Firstly, a fine-tuneable code generation model (currently Qwen 2.5 7b Instruct), which will receive the initial instruction to develop strategies for achieving a goal and then write code to execute those strategies.
Secondly, a testing module, which will note the current status of the evaluation metrics, attempt to run the code that has been generated, and then re-check the status of the metrics.

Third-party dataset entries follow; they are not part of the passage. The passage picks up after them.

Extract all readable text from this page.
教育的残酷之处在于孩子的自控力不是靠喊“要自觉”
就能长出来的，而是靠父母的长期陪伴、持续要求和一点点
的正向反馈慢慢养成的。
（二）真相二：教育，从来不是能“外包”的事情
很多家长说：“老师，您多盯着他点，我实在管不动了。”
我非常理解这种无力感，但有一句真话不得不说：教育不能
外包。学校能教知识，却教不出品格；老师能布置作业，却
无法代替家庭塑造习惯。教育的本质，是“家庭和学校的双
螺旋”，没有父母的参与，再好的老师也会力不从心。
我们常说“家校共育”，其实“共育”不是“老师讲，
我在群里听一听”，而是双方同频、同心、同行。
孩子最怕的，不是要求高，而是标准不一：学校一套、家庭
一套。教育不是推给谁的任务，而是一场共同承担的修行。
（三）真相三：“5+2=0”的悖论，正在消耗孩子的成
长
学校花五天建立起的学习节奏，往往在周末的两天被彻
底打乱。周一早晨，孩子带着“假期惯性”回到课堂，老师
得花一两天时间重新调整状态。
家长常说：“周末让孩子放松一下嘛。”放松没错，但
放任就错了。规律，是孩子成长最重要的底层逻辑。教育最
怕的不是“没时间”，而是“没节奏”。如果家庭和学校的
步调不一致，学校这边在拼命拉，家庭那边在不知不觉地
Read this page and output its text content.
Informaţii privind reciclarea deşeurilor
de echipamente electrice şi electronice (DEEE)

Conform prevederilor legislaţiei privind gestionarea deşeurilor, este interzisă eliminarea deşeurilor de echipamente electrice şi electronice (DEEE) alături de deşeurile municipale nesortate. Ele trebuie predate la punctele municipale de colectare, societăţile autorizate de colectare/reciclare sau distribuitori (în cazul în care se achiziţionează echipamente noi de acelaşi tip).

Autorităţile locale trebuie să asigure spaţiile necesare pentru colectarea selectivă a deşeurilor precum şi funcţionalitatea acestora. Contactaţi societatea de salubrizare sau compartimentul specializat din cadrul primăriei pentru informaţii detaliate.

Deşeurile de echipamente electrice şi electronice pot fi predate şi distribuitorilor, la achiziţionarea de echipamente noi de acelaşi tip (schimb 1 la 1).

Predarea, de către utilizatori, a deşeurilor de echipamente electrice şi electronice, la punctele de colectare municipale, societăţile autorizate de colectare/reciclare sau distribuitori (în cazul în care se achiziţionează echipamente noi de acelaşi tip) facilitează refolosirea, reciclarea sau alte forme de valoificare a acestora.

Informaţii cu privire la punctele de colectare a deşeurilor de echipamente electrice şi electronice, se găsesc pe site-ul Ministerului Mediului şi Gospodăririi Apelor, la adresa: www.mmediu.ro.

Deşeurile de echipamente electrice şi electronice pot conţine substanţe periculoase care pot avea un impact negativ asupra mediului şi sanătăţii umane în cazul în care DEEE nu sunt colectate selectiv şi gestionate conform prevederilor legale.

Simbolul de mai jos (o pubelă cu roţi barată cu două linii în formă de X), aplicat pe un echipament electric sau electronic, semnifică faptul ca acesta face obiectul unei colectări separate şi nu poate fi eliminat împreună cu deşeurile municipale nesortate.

Lastly, the strategies, code and their effect upon the metrics are stored in a training database to further fine tune the code generation model and thus improve its chances of successfully solving future problems.
These 3 components combined into a self-improvement module: which we have tested extensively since 2019, is essentially what makes our Superior Agents, superior.
In this way, every problem solved becomes a means of solving future problems faster. Every solution stored in the training database increases the chance that future problems will be sufficiently similar to known problems as to be easily soluble by the code generation model.
While it will take the AI a great deal of time and effort to achieve its first milestone — and thereby its first skill — the second milestone will be easier to achieve as a result of the information gained in acquiring the first, and so on.
This process can be represented graphically. Imagine an 8x8 grid of white squares, each representing a skill. Periodically a new square is selected at random and an attempt is made to colour it black. If it is surrounded by white squares there is a 10% chance that the attempt will succeed.
For each neighbouring black square, the chances of a successful attempt rise by 10%, representing the greater ease in acquiring a new skill when it is similar to others already mastered. In the first round, the chances of the square selected being next to another black square — representing a skill that the system already possesses — are zero. In the second round, when one square/skill has already been acquired, the chances of the next black square being in close proximity to an existing black square have fallen to 8/63. By the third round the probability is 16/62, and by the fourth you have a better than one in three chance of landing in next to an existing black square.
By the end of the game, you are almost certain to succeed in colouring any new square upon which you land, all being surrounded by other black squares.
During any given iteration of the process the program will only learn a single skill, but the system as a whole is structured such that the acquisition of each new skill facilitates the acquisition of future skills: the “intelligence explosion” described in the introduction.